Yeah and the allegations re the mum when you read the transcript of the message she left the mum it is clear she is angry her mum thought she was making herself sick again and monitoring her. So the complete opposite of wanting her to be bulimic. Girl has just made it up.

Anonymous said...

But they've been investigated. She didn't say he abused her fully but kissed her on the cheek and gave her booze at a wedding. There would be plenty of witnesses not just the siblings.
Who knows what the people helping her think but I think it's telling the dad of the friend said her parents hadn't paid him.

Count Jerkula said...

Paid him for what, interfering with raising their daughter?

Candyland said...

Attention ploy.

lurkergal said...

Sorry, late to the party...The parents are in no way "in on it", I have some inside info. The claims she made are b.s. The family is disgusted & ashamed of her behavior. She's 18, her choice to leave.

Lioness70 said...

This little snot made up those claims to get her way. Y'all wouldn't believe how common false abuse claims are.

Happened to me years ago. I tapped my son on the butt for not listening, and next thing you know, a disgruntled "family member" got someone to call CPS with a long list of false claims about me.

I was cleared of all the charges, but going through that shit left a lingering sour taste in my mouth.

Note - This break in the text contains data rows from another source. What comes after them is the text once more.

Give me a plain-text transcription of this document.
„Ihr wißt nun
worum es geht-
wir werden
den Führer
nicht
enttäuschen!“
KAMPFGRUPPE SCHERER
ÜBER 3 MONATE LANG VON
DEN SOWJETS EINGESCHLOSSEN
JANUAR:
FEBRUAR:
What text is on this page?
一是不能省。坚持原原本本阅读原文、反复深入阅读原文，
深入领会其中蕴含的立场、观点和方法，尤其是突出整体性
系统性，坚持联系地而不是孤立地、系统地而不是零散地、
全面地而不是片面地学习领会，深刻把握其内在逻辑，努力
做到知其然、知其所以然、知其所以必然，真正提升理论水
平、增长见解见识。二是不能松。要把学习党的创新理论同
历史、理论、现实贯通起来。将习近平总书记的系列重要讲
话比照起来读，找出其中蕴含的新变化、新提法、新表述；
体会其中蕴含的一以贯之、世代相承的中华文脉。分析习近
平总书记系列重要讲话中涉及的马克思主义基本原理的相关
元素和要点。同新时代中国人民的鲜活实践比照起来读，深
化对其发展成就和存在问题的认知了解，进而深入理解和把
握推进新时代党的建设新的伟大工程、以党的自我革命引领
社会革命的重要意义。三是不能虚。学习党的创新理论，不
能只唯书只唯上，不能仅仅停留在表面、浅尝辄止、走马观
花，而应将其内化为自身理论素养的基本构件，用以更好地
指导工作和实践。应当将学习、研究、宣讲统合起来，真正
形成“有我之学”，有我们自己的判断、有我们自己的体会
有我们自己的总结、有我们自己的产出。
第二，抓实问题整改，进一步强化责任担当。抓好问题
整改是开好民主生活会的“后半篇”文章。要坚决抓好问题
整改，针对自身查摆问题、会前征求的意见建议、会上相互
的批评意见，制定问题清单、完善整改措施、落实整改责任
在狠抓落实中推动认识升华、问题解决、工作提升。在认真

I cut off that person and everyone who continued to associate with her.

This brat needs a taste of the real world. No one owes her shit. Transfer her college $ over to her sisters, and let her get a job and PAY her way through college after this shakes out.

Count Jerkula said...

http://news.yahoo.com/honor-student-sued-parents-returns-home-151953137.html

She is back home with her parents, and they are asking for privacy.